# float tubing at aep



## KopperTop (Sep 10, 2009)

i see alot of you guys use float tubes down at the aep lands. i am going to buy one this year and was looking for recommendations. what do you like and dislike about your rig? do you use waders and fins? if so do you perfer neoprene or beathable? teach me old wise ones young grasshopper needs fishy. i have been going down to aep with my dad for the better part of my 30 years. we have never really done too well but we never really stray too far off the beaten path. more of just a camping trip to spend time together. any info to help get me started is greatly appreciated.


----------



## leeabu (Apr 10, 2004)

I did see in the regulations that if it has more then one chanber e.g. truck innertube, it requires OH numbers.


----------



## pastorchris (Mar 19, 2007)

I have a Creek Company U-boat 2000 which I have had for about 3 years now. I love it. It sets up pretty high and so far has been relatively durable (as far as running into sticks, briars, etc....) I have both neoprene and the lighter waders. The neoprene are wonderful early in the year and the others when the water is warmed up considerably. In my opinion, a float tube is the way to go. You may catch some fish in the ponds close to the campsites and even occasionally blunder into a nice one, but the way to catch good numbers and nicer fish is to hike into the ponds that you cant get a boat to. My buddy and I backpack into some ponds we have found over the years and have really killed them at times. One more thing, the Creek Company has the tube I have in a "combo" which includes flippers, pump and tube pretty reasonably priced. Maybe they even have some sales now with Christmas and all.

Blessings!!!!!


----------



## FLT_TUBE_JNKY (Jun 6, 2006)

I would also sugest you go with the fins that go over your shoes or boots the regular dive fins can be hard on your ankles after a while. I also just the breathable waders when the water is too cold for bare leg, then when it warms up I bare leg it(dont have to get out to pee).


----------



## thedon255 (May 4, 2008)

I have a Trout Unlimited Togiak, a fantastic float tube. Make sure whatever you get has plenty of pockets. A pair of fins are a must, I couldn't imagine paddling with just my feet, and I use breathable waders all year, even in the summer. I don't like the thought of kicking through weeds and sticks in my bare legs and in a lot of the AEP ponds, you will run into black mud on the shoreline. I've sunk into the stuff knee deep before but with my waders on. Don't care for the idea of doing that with my bare legs. I also like the luxury of just striping the waders off so that I'm not dripping wet when I get back in the car. I just put the waders in the trunk, where I have a tarp on the floor to keep it from getting wet.

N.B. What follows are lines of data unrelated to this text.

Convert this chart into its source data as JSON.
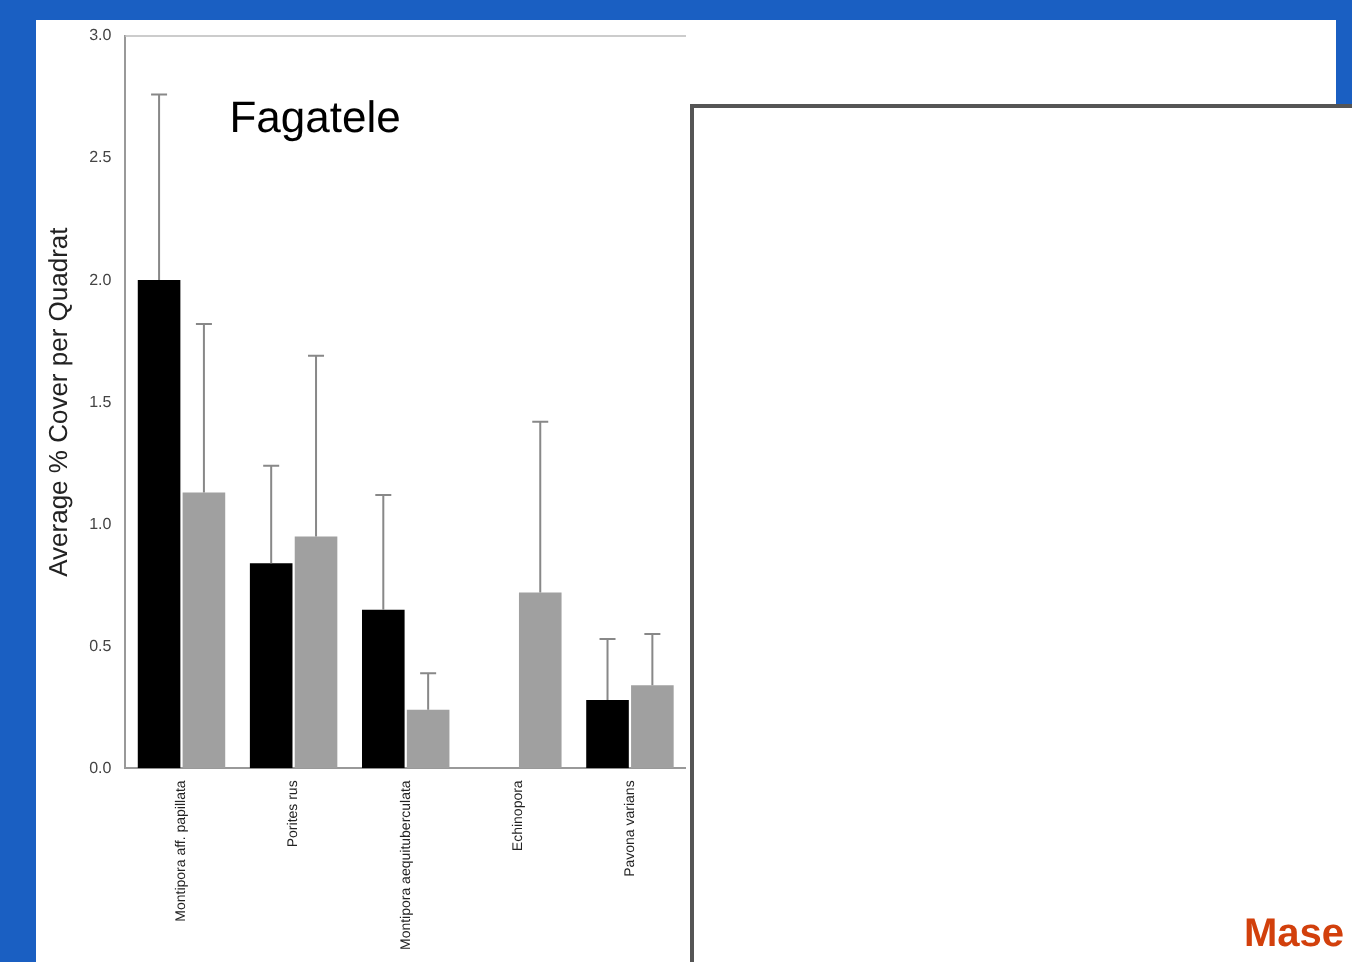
{
  "chart_data": {
    "type": "bar",
    "title": "Fagatele",
    "ylabel": "Average % Cover per Quadrat",
    "categories": [
      "Montipora aff. papillata",
      "Porites rus",
      "Montipora aequituberculata",
      "Echinopora",
      "Pavona varians"
    ],
    "series": [
      {
        "color": "#000000",
        "values": [
          2.0,
          0.84,
          0.65,
          0,
          0.28
        ],
        "errors": [
          [
            2.0,
            2.76
          ],
          [
            0.84,
            1.24
          ],
          [
            0.65,
            1.12
          ],
          null,
          [
            0.28,
            0.53
          ]
        ]
      },
      {
        "color": "#a0a0a0",
        "values": [
          1.13,
          0.95,
          0.24,
          0.72,
          0.34
        ],
        "errors": [
          [
            1.13,
            1.82
          ],
          [
            0.95,
            1.69
          ],
          [
            0.24,
            0.39
          ],
          [
            0.72,
            1.42
          ],
          [
            0.34,
            0.55
          ]
        ]
      }
    ],
    "ylim": [
      0,
      3.0
    ],
    "yticks": [
      {
        "value": 0,
        "label": "0.0"
      },
      {
        "value": 0.5,
        "label": "0.5"
      },
      {
        "value": 1,
        "label": "1.0"
      },
      {
        "value": 1.5,
        "label": "1.5"
      },
      {
        "value": 2,
        "label": "2.0"
      },
      {
        "value": 2.5,
        "label": "2.5"
      },
      {
        "value": 3,
        "label": "3.0"
      }
    ],
    "grid": false,
    "legend": false,
    "annotations": [
      "Mase"
    ]
  }
}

Also, when float tubing especially at AEP, I'd advise getting some Ultralight gear. It's much easier to play with a fish when in a float tube than on land so you can get away more with a lighter line which is also helpful in the clear water of the strip mines. Plus, I like to fish for bluegills if the bass are ignoring me, and bluegill are a blast on an UL. I've caught a couple of AEP panfish that were 11 inches. They actually took out drag, they fought so hard.

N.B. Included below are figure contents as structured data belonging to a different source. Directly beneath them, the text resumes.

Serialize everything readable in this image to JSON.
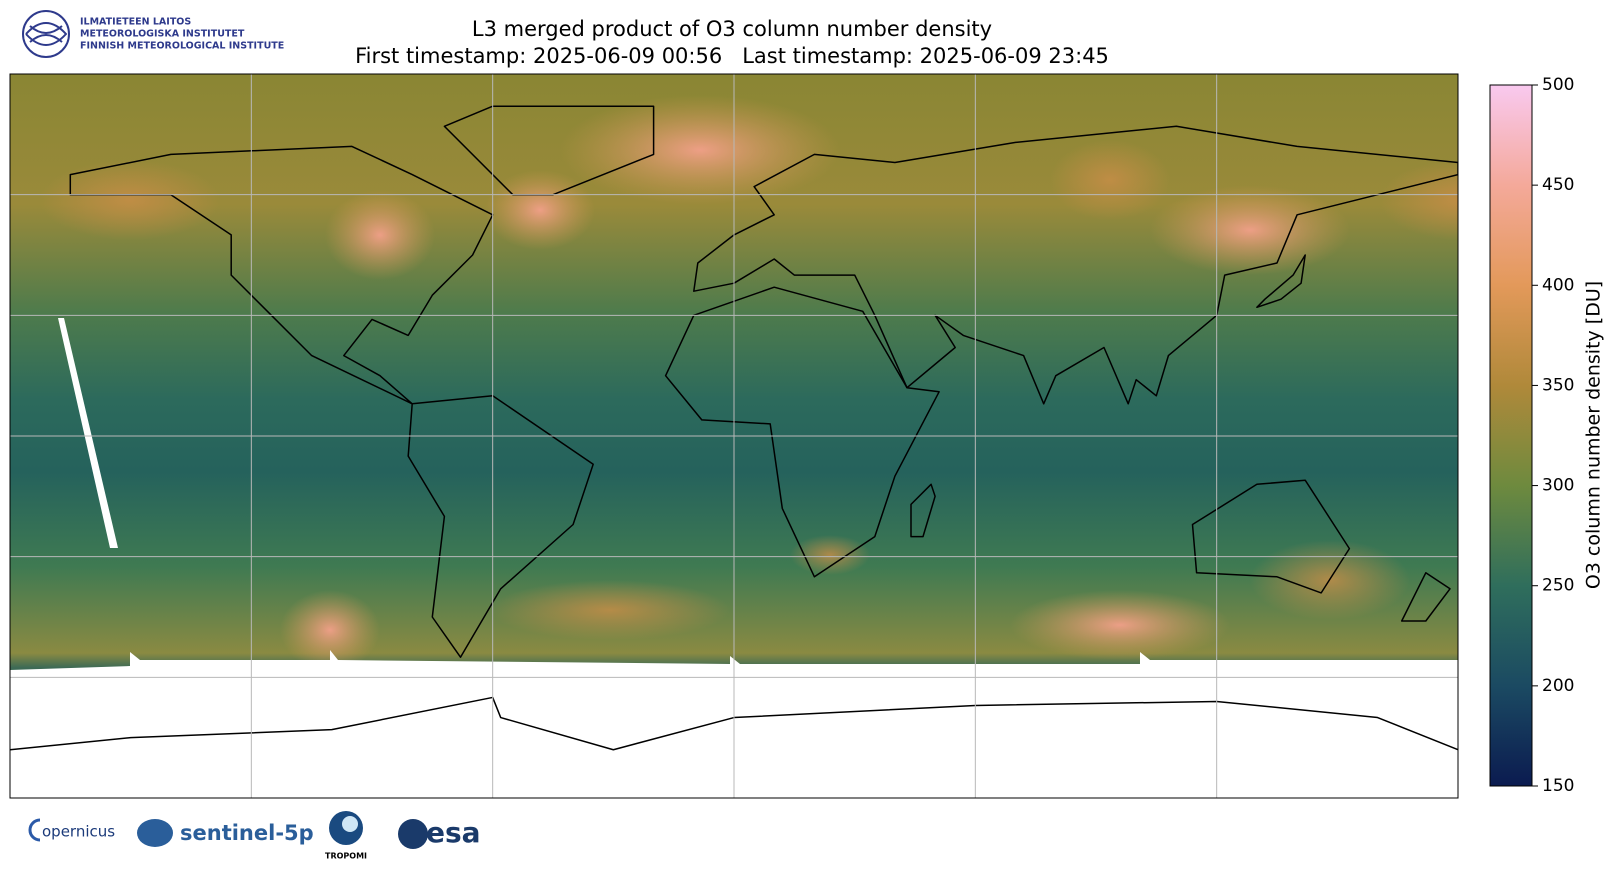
{
  "header": {
    "title": "L3 merged product of O3 column number density",
    "subtitle": "First timestamp: 2025-06-09 00:56   Last timestamp: 2025-06-09 23:45"
  },
  "logo": {
    "lines": [
      "ILMATIETEEN LAITOS",
      "METEOROLOGISKA INSTITUTET",
      "FINNISH METEOROLOGICAL INSTITUTE"
    ]
  },
  "colorbar": {
    "label": "O3 column number density [DU]",
    "lim": [
      150,
      500
    ],
    "ticks": [
      150,
      200,
      250,
      300,
      350,
      400,
      450,
      500
    ],
    "colors": [
      "#0b1b50",
      "#1b4a62",
      "#2f6e5c",
      "#6e8a3e",
      "#b0893a",
      "#e3995a",
      "#f4a99a",
      "#f9c9ef"
    ]
  },
  "footer_logos": [
    "opernicus",
    "sentinel-5p",
    "TROPOMI",
    "esa"
  ]
}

Just search for float tube on here and you'll get even more advice. And when spring comes, let me know and I'll PM you some good AEP ponds if you need it.


----------



## KopperTop (Sep 10, 2009)

don and chris, thanks for the info i think i probably will go with the togiak. it looks to be a good choice. and don thanks for the offer about a few spots. i have read most of the posts from last year and most wont tell anything except thats the spot is in ohio. again thanks for the help guys.


----------



## topwater (Dec 22, 2004)

leeabu, can you post a link to where the regs say that? I couldn't find it...
I have a Fish Cat tube and it has two chambers. I'd rather buy another with only one chamber than deal with registering it.

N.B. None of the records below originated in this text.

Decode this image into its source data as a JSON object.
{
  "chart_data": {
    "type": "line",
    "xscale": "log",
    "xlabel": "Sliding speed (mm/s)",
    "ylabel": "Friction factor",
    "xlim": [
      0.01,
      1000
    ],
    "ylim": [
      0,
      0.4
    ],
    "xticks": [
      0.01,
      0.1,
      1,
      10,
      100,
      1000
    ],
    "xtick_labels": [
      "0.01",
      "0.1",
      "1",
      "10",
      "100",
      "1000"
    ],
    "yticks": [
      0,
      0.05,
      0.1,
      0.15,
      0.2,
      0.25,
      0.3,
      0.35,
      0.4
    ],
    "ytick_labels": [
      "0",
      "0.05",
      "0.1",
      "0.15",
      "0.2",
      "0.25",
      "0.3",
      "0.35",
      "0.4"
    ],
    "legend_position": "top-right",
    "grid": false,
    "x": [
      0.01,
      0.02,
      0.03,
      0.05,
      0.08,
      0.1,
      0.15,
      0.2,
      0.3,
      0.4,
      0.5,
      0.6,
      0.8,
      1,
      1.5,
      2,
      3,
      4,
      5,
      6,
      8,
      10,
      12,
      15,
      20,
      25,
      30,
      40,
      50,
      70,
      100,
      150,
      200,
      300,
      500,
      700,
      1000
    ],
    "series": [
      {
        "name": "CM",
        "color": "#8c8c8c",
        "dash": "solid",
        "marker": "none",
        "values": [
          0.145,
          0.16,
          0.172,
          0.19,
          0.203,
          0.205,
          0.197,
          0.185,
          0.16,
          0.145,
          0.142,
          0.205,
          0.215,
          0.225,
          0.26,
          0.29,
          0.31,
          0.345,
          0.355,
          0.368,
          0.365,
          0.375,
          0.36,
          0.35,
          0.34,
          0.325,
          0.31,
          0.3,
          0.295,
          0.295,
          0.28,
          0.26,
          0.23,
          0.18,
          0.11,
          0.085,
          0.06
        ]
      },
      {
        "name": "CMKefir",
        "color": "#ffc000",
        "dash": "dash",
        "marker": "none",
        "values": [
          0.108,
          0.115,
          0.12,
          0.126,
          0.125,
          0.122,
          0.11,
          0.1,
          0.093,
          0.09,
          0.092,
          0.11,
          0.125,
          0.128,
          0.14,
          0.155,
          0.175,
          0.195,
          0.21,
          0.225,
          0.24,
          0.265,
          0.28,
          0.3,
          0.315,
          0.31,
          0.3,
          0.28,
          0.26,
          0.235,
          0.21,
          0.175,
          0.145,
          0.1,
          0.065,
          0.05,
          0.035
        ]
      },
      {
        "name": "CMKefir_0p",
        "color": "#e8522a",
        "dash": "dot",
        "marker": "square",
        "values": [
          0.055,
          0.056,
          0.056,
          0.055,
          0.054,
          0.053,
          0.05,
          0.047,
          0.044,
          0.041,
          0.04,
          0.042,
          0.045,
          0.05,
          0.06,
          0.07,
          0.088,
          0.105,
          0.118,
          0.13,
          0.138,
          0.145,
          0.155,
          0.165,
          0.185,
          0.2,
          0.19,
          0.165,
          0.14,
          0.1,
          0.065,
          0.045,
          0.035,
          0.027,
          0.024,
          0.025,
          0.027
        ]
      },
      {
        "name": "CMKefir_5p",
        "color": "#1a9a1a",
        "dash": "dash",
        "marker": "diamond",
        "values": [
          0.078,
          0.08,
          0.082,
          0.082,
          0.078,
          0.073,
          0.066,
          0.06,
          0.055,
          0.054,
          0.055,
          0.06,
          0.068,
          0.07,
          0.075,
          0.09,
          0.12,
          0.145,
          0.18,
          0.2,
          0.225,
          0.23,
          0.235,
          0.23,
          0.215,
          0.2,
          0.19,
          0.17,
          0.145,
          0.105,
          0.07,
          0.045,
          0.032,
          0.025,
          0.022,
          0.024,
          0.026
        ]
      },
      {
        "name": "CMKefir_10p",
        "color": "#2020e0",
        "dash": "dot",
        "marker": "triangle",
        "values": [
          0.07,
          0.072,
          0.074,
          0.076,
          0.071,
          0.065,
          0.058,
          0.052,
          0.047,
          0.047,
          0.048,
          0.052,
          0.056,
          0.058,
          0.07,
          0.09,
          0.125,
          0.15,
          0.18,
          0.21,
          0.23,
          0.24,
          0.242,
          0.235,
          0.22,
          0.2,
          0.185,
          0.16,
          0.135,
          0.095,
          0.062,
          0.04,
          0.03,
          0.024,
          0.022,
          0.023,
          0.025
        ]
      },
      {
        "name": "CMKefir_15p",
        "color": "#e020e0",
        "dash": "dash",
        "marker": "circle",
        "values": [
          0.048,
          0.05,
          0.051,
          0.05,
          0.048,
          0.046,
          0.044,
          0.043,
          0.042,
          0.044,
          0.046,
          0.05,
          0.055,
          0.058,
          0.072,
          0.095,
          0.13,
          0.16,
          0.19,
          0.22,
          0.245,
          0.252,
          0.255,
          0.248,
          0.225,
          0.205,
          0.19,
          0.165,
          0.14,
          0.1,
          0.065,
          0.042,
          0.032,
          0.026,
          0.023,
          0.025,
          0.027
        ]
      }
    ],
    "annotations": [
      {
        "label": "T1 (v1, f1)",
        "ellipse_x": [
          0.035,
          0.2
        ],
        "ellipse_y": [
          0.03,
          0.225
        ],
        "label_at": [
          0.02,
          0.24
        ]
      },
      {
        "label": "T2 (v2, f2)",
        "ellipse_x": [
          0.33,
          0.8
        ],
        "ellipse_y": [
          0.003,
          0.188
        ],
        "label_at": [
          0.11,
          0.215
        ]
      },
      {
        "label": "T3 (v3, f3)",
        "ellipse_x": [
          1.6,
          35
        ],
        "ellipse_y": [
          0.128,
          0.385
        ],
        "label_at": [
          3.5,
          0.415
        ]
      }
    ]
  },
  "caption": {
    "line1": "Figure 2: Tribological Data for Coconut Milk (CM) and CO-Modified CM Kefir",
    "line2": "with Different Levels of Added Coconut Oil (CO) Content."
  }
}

Anybody else hear about this rule change? Any ODNR people on here?

Thanks


----------



## TexasRigged (Feb 25, 2005)

It's not a rule change. Been that way for years. It seems that noone at the state is sure if float tubes with two tubes count because even the round tubes usually have one or two back rest tubes. I have an email exchange from a friend to an officer at the odnr stating they don't need registered but I've had people tell me that game wardens have given them warnings for not having them registered. One person I know tried to get his tube registered but was basically told they didn't know how to register it and then they told him it didn't need registered.


----------



## Snakecharmer (Apr 9, 2008)

TexasRigged said:


> It's not a rule change. Been that way for years. It seems that noone at the state is sure if float tubes with two tubes count because even the round tubes usually have one or two back rest tubes. I have an email exchange from a friend to an officer at the odnr stating they don't need registered but I've had people tell me that game wardens have given them warnings for not having them registered. One person I know tried to get his tube registered but was basically told they didn't know how to register it and then they told him it didn't need registered.


I understand the 2 tubes refers to inflatable pontoon boats with 2 separate bladders that use oars or electric motor to propel. Belly Boats, u-boats propelled by fins are excluded. No hull identification number are found on tubes/belly boats which are needed to register a watercraft.


----------